In December 2014, MSSB, an indirect, wholly owned subsidiary of Morgan Stanley, discovered through routine Internet sweeps that certain of its confidential customer information had been posted to at least three Internet sites, purportedly for sale to a third party. MSSB identified Galen Marsh, an employee at the time, as the likely source of the data breach. Specifically, from approximately June 2011 through 2014, Marsh accessed confidential customer information—including information for customers outside his group—and conducted nearly 6,000 unauthorized searches of customer data on two firm portals that stored sensitive personally identifiable information (PII).1 He then downloaded the data and transferred it from his MSSB computer to a personal server located at his home. A forensic analysis of Marsh’s personal server revealed that a third party likely hacked into the server and copied the confidential customer data that Marsh had downloaded. MSSB promptly took steps to remove this data from the Internet and notified law enforcement and other authorities, as well as customers who were impacted by the breach.
In its order, the SEC found that MSSB had written policies and procedures, including a Code of Conduct, that prohibited employees from accessing confidential information other than what employees had been authorized to access in order to perform their responsibilities. MSSB also had designed and installed authorization modules that, “if properly implemented,” should have permitted each employee to run reports only with respect to the data for customers whom that employee supported.
However, MSSB’s authorization modules were ineffective and/or absent in limiting access with respect to two types of reports available through the two firm portals, allowing Marsh to access the customer information. MSSB also “failed to conduct any auditing or testing of the authorization modules” since they were created and “did not monitor user activity in the Portals to identify any unusual or suspicious patterns.”
MSSB was ordered to cease and desist, and pay a $1 million civil money penalty.
The order emphasizes that the Safeguards Rule requires every broker-dealer and investment advisor registered with the SEC to adopt written policies and procedures that “address administrative, technical and physical safeguards reasonably designed to (1) [e]nsure the security and confidentiality of customer records and information; (2) protect against any anticipated threats or hazards to the security or integrity of customer records and information; and (3) protect against unauthorized access to or use of customer records or information that could result in substantial harm or inconvenience to any customer.”
This enforcement action comes on the heels of statements by the SEC indicating tougher enforcement of cybersecurity controls. Less than a month prior to the SEC’s Order against MSSB, SEC Chair Mary Jo White had warned that the biggest risk the financial system faces is cybersecurity. Speaking at the Financial Regulation Summit in Washington D.C. in May, White had said that the SEC has found “a lot of preparedness” in the industry, but that companies’ policies and procedures are not “tailored to their particular risks.”

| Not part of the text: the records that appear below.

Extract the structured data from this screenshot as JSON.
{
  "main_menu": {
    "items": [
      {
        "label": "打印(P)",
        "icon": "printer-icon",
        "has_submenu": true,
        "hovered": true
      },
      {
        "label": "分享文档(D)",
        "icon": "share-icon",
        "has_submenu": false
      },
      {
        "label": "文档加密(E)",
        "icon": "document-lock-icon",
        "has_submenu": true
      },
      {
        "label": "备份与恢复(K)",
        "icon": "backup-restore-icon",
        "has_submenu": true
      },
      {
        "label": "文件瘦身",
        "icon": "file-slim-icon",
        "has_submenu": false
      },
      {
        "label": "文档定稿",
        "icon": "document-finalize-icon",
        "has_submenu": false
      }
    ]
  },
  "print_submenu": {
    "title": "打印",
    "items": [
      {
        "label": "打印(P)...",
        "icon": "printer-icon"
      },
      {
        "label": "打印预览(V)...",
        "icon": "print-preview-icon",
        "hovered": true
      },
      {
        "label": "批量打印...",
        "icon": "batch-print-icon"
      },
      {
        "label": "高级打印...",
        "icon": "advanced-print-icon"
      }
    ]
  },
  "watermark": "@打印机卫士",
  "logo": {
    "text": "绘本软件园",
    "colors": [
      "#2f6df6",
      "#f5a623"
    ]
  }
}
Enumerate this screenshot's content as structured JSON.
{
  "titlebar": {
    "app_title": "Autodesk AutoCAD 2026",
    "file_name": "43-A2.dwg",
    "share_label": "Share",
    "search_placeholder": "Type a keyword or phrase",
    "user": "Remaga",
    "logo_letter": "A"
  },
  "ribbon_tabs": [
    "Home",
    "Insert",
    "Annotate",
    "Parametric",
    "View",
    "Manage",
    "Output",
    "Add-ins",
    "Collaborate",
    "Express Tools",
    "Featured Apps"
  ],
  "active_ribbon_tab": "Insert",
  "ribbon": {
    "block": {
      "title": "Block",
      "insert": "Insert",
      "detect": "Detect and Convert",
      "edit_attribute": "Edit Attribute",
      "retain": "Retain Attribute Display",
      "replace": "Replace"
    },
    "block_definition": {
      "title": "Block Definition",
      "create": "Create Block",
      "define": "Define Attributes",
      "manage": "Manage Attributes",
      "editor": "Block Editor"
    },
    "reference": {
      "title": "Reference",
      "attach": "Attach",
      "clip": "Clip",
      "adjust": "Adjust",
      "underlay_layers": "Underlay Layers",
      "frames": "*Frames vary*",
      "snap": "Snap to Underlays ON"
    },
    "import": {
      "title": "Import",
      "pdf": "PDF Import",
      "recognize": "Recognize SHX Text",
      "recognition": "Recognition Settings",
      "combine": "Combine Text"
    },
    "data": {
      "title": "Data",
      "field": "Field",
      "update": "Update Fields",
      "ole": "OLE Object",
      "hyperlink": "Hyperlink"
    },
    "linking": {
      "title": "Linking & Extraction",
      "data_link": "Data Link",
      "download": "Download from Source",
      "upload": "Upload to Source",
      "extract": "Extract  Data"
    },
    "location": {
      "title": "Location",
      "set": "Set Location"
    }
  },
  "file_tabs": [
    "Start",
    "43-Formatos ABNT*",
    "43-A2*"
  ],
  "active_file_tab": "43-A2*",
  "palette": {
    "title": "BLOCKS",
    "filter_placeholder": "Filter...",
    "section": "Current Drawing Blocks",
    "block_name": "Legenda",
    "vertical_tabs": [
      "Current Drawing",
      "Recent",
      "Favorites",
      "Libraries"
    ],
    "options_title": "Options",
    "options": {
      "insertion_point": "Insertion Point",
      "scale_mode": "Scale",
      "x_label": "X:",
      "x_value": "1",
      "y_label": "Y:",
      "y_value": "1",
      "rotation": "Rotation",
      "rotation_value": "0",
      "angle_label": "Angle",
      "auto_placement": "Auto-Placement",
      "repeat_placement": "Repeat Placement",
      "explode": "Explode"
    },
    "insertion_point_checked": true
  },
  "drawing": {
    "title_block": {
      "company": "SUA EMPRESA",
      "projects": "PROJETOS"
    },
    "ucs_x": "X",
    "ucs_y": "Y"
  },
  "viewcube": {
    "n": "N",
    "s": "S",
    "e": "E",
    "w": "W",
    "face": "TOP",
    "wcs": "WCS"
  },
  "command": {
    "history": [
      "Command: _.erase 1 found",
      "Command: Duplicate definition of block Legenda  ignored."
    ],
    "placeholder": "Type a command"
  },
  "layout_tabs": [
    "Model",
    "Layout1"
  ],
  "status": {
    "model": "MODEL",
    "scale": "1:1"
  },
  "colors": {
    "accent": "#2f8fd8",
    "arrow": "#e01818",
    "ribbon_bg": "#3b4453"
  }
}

Andrew Ceresney, director of the SEC’s Division of Enforcement, also recently stated in an SEC webcast that “cyber is obviously a focus of [the SEC Enforcement Division], as I know it is for the other divisions, and we’ve brought a number of cases there relating to Reg S-P and failure to have policies and procedures relating to safeguarding information. . .There’ll be others coming down the pike.”
These recent actions should serve as a further warning and example for registered firms to ensure that:
- Cybersecurity policies and procedures are thoroughly and carefully constructed.
- Employee access to confidential customer data is restricted appropriately to those who have a legitimate business need for the information.
- Audits and/or testing of authorization modules are conducted regularly.
- Employee access to, and use of, customer information is regularly monitored and analyzed, including to identify any unusual or suspicious patterns.
- Internet filtering programs should be complete and tailored to the companies’ specific business and practices.
Akin Gump can assist with tailoring comprehensive cybersecurity policies and procedures appropriately.
1 On September 21, 2015, Marsh pled guilty to a criminal information in United States v. Galen Marsh, No. 15 Cr. 641 (KTD) (S.D.N.Y.) that charged him with one count of exceeding his authorized access to a computer and thereby obtaining information contained in a financial record of a financial institution, in violation of 18 U.S.C. § 1030(a)(2)(A). On December 22, 2015, a judgment in the criminal case was entered against Marsh. The court sentenced Marsh to 36 months’ probation and ordered him to pay restitution in the amount of $600,000.